Los republicanos procuraban definirse positivamente, o sea, buscaban el cambio y componían una teoría de su propia acción. Los realistas lo hacían negativamente: el cambio no era necesario, era inútil y sólo traería satisfacción a las apetencias burocráticas de los criollos.
Todo este cúmulo de contradicciones predeterminó, en el terreno de lo económico-social, la intensidad de la lucha de clases, y en el terreno ideológico la inestabilidad política en la América Latina del siglo XIX.
El Congreso estaba dominado por la corriente de los moderados. A esta corriente se enfrentó la Sociedad Patriótica (conocida también como Junta Patriótica), presidida por Francisco de Miranda y donde sólo podían enrolarse partidarios de la independencia absoluta por los medios revolucionarios, fueran éstos pardos, blancos o mantuanos. No les exigía pertenecer a la clase o casta alguna, aunque se preferían los jóvenes.
Al día siguiente de pronunciado este discurso, 5 de julio de 1811, el Presidente del Ejecutivo triunviral declara, solemnemente, la independencia de Venezuela, y da lectura al acta final de su constitución como Estado. Termina leyendo la relación de los 38 diputados firmantes.

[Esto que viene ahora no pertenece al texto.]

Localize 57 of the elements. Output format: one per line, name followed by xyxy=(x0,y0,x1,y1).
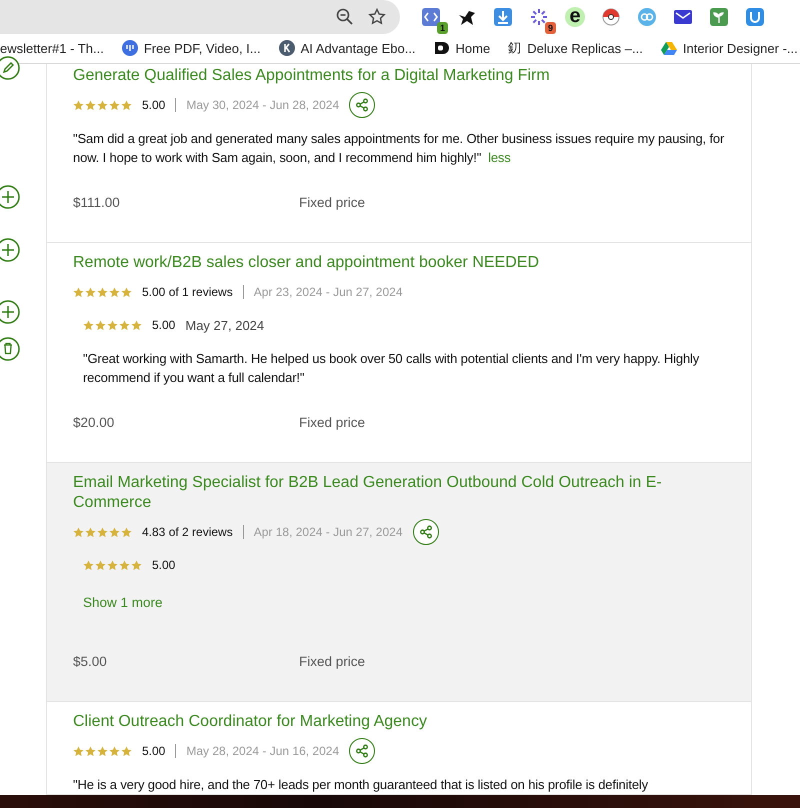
zoom-out-icon[interactable] xyxy=(336,8,354,26)
price-text: $20.00 xyxy=(73,414,116,430)
job-title-link[interactable]: Client Outreach Coordinator for Marketing Agency xyxy=(73,704,725,732)
bookmark-link[interactable]: Deluxe Replicas –... xyxy=(527,40,643,56)
count-badge: 1 xyxy=(436,22,448,34)
rating-text: 5.00 of 1 reviews xyxy=(142,285,233,299)
bookmark-favicon-icon: 釖 xyxy=(508,39,522,58)
download-icon[interactable] xyxy=(493,7,513,27)
share-button[interactable] xyxy=(349,738,376,764)
rating-text: 4.83 of 2 reviews xyxy=(142,525,233,539)
share-icon xyxy=(418,525,432,539)
bookmark-link[interactable]: Interior Designer -... xyxy=(682,40,798,56)
count-badge: 9 xyxy=(544,22,556,34)
rating-text: 5.00 xyxy=(152,558,176,572)
rating-text: 5.00 xyxy=(142,98,166,112)
bookmark-favicon-icon xyxy=(122,40,138,56)
add-icon[interactable] xyxy=(0,300,20,324)
job-title-link[interactable]: Email Marketing Specialist for B2B Lead Generation Outbound Cold Outreach in E-Commerce xyxy=(73,464,725,512)
review-text: "Sam did a great job and generated many sales appointments for me. Other business issues require my pausing, for now. I hope to work with Sam again, soon, and I recommend him highly!" less xyxy=(73,130,725,166)
price-text: $111.00 xyxy=(73,194,121,210)
date-range: Apr 23, 2024 - Jun 27, 2024 xyxy=(254,285,402,299)
share-button[interactable] xyxy=(349,92,376,118)
price-text: $5.00 xyxy=(73,654,108,668)
extension-icon[interactable]: e xyxy=(565,7,585,27)
job-title-link[interactable]: Generate Qualified Sales Appointments for a Digital Marketing Firm xyxy=(73,66,725,86)
bookmark-link[interactable]: Free PDF, Video, I... xyxy=(144,40,261,56)
bookmark-star-icon[interactable] xyxy=(368,8,386,26)
less-link[interactable]: less xyxy=(488,150,511,164)
bookmark-favicon-icon xyxy=(278,40,295,56)
bookmark-link[interactable]: Home xyxy=(456,40,490,56)
drive-icon xyxy=(660,41,677,56)
job-title-link[interactable]: Remote work/B2B sales closer and appointment booker NEEDED xyxy=(73,244,725,272)
bookmark-link[interactable]: AI Advantage Ebo... xyxy=(300,40,416,56)
rating-text: 5.00 xyxy=(142,744,166,758)
review-text: "He is a very good hire, and the 70+ leads per month guaranteed that is listed on his profile is definitely xyxy=(73,776,649,794)
price-type: Fixed price xyxy=(299,654,366,668)
share-icon xyxy=(355,744,370,758)
share-icon xyxy=(355,98,370,112)
review-text: "Great working with Samarth. He helped us book over 50 calls with potential clients and I'm very happy. Highly recommend if you want a full calendar!" xyxy=(83,350,700,386)
plant-icon[interactable] xyxy=(709,7,729,27)
extension-icon[interactable] xyxy=(601,7,621,27)
price-type: Fixed price xyxy=(299,414,366,430)
bookmark-favicon-icon xyxy=(434,41,450,56)
add-icon[interactable] xyxy=(0,238,20,262)
review-date: May 27, 2024 xyxy=(185,318,264,332)
date-range: Apr 18, 2024 - Jun 27, 2024 xyxy=(254,525,402,539)
edit-icon[interactable] xyxy=(0,56,20,80)
add-icon[interactable] xyxy=(0,184,20,208)
mail-icon[interactable] xyxy=(673,7,693,27)
price-type: Fixed price xyxy=(299,194,366,210)
show-more-link[interactable]: Show 1 more xyxy=(83,594,725,610)
date-range: May 30, 2024 - Jun 28, 2024 xyxy=(186,98,340,112)
date-range: May 28, 2024 - Jun 16, 2024 xyxy=(186,744,340,758)
delete-icon[interactable] xyxy=(0,336,20,360)
bookmark-link[interactable]: ewsletter#1 - Th... xyxy=(0,40,104,56)
share-button[interactable] xyxy=(412,519,438,545)
rating-text: 5.00 xyxy=(152,318,176,332)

La Constitución política para esta Primera República Federal fue sancionada el 21 de diciembre de 1811.
En esta oportunidad también se dejó sentir el carácter internacionalista. El artículo 73 de la referida Ley de leyes disponía que a los miembros del triunvirato que presiden el Poder Ejecutivo en Venezuela, sólo se les exigirá, en cuanto respecta a la nacionalidad, “Ser nacidos en el continente colombiano o sus islas (llamado antes América Española)”.